Michael Smith's vocals, which sound like a stoned Stiv Bators, tow the line. With help from the rest of the band, who all claim vocal credits, this crucial portion of Lab Partner's controlled dissonance should be more characteristic than it is.

The real power of Smith and company lies in the musicianship; a rock rawness that comes across in it's more pared down moments. Overall the sound tends to lull you into a state of relaxed detachment. It is when the band gets revved up, when they seem to let loose and tear at their instruments, that Lab Partners start to cook.

"Blood Moon," the first song proper, begins like Pearl Jam of all things with bashing guitars and drums. Then the vocals proceed to rescue the tune from that fate, managing to eventually create its own groove. One thing is evident from the onset, these guys must put on a great live show. It's a solid opener that reveals more of itself with repeated listening.

Harder-edged than their label mates The High Violets, Lab Partners flesh out a darker groove for the burgeoning Reverb Records. "Now," has melody and depth, but there is a hint of brutality to the heavy execution. They like to rock independent style when the mood takes them. When the mood changes, it's usually downbeat and reminiscent of the sleepier side of Primal Scream and other such waste-oids. Not bad for Dayton, Ohio.

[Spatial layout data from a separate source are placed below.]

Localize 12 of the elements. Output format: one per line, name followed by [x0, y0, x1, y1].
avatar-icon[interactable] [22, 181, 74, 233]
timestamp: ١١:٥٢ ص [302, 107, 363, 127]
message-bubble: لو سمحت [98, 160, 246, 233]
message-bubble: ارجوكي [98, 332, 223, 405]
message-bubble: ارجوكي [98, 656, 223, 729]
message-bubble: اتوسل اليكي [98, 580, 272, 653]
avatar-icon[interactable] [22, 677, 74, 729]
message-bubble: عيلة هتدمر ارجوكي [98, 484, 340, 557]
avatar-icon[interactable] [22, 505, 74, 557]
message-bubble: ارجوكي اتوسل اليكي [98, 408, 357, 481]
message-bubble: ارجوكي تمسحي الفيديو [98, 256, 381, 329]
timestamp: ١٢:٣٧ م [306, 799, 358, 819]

The Lab Partners have made their rock and roll bed and will have to lie in it. We know where they are coming from, that's obvious to anyone with a lot of records in their house. Let's hope they get to where they are going because there is plenty of sonic ability here. I know if I was producing, I would want to hear them get harder and louder than they already are. Many times making new music is about pushing things to the next level. These partners could very well do that. Give them time and see what they concoct.